Ruder was born May 25, 1929, in Wausau, Wisconsin. He received a bachelor’s degree, cum laude, in 1951 from Williams College and his law degree with honors in 1957 from the University of Wisconsin, graduating first in his class and serving as editor in chief of the Law Review. He was a member of Phi Beta Kappa and the Order of the Coif. 

The son of a lawyer, Ruder returned to his home state of Wisconsin after serving in the Army to attend law school, with plans to practice law with his father. 

“My dad was a lawyer and without knowing it, you follow in your father’s footsteps,” Ruder said. He would go on to practice law in Milwaukee at Quarles, Harriott, and Teschner, now Quarles and Brady. He would also serve as of counsel at Schiff Hardin (Chicago), and as partner and senior counsel at Baker & McKenzie (Chicago). 

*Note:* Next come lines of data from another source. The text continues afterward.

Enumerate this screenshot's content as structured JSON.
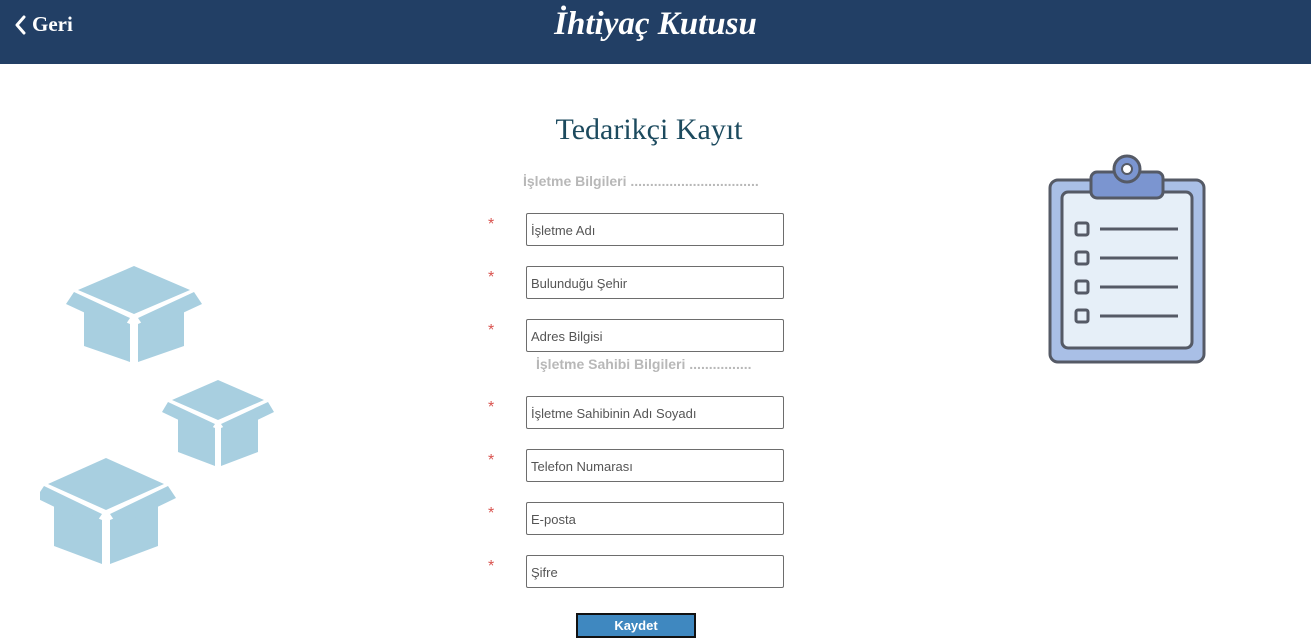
{
  "header": {
    "back_label": "Geri",
    "app_title": "İhtiyaç Kutusu"
  },
  "form": {
    "title": "Tedarikçi Kayıt",
    "required_marker": "*",
    "sections": [
      {
        "heading": "İşletme Bilgileri .................................",
        "fields": [
          {
            "placeholder": "İşletme Adı",
            "value": ""
          },
          {
            "placeholder": "Bulunduğu Şehir",
            "value": ""
          },
          {
            "placeholder": "Adres Bilgisi",
            "value": ""
          }
        ]
      },
      {
        "heading": "İşletme Sahibi Bilgileri ................",
        "fields": [
          {
            "placeholder": "İşletme Sahibinin Adı Soyadı",
            "value": ""
          },
          {
            "placeholder": "Telefon Numarası",
            "value": ""
          },
          {
            "placeholder": "E-posta",
            "value": ""
          },
          {
            "placeholder": "Şifre",
            "value": ""
          }
        ]
      }
    ],
    "submit_label": "Kaydet"
  },
  "colors": {
    "header_bg": "#223f65",
    "title": "#1c4a5e",
    "required": "#d9534f",
    "button": "#3f88c0",
    "box_illustration": "#a8cfe0",
    "clipboard_fill": "#a9bfe6",
    "clipboard_board": "#e6eff8",
    "clipboard_clip": "#7b95d0"
  },
  "icons": {
    "back": "chevron-left-icon",
    "boxes": "boxes-illustration",
    "clipboard": "clipboard-checklist-illustration"
  }
}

Ruder was a member of numerous organizations and served on several boards throughout his career including the Joint CFTC-SEC Advisory Committee on Emerging Regulatory Issues; Mutual Fund Directors Forum; Public Company Accounting Oversight Board Advisory Council; International Accounting Standards Committee Foundation; Securities and Exchange Commission Historical Society; National Association of Securities Dealers, Inc.; Task Force on the Future of Shared State and Federal Securities Regulation; American Bar Association Section of Business Law; American Law Institute; and Committee on Professional Responsibility of the Illinois Supreme Court.

He received an honorary Doctor of Laws degree from the University of Wisconsin-Madison on May 17, 2002. In 2007, he received the William O. Douglas Award conferred annually by the Association of Securities and Exchange Commission Alumni (ASECA) on an SEC alumnus who has contributed to the development of the federal securities laws and served the financial and SEC community with distinction. In 2009, he received the Institutional Investor Mutual Fund Industry Lifetime Achievement Award and in 2016 joined the American College of Corporate Governance as an honorary fellow. 

Ruder is survived by his wife, Susan; daughter, Julia Ruder San Fratello (Charles San Fratello); sons, David S. Ruder II and John C. Ruder (Kate Ruder); stepchildren, Elizabeth Frankel (Charles Steinhorn) and Rebecca Wilkinson; and grandchildren, Jack and Ashley Ruder, Nathalie San Fratello, Wes and Quinn Ruder, Sarah and Maureen Steinhorn, and Travis and Aurora Wilkinson. He was preceded in death by his daughter, Victoria “Tory” Ruder (Peter Phillips) and sister, Josephine Stone.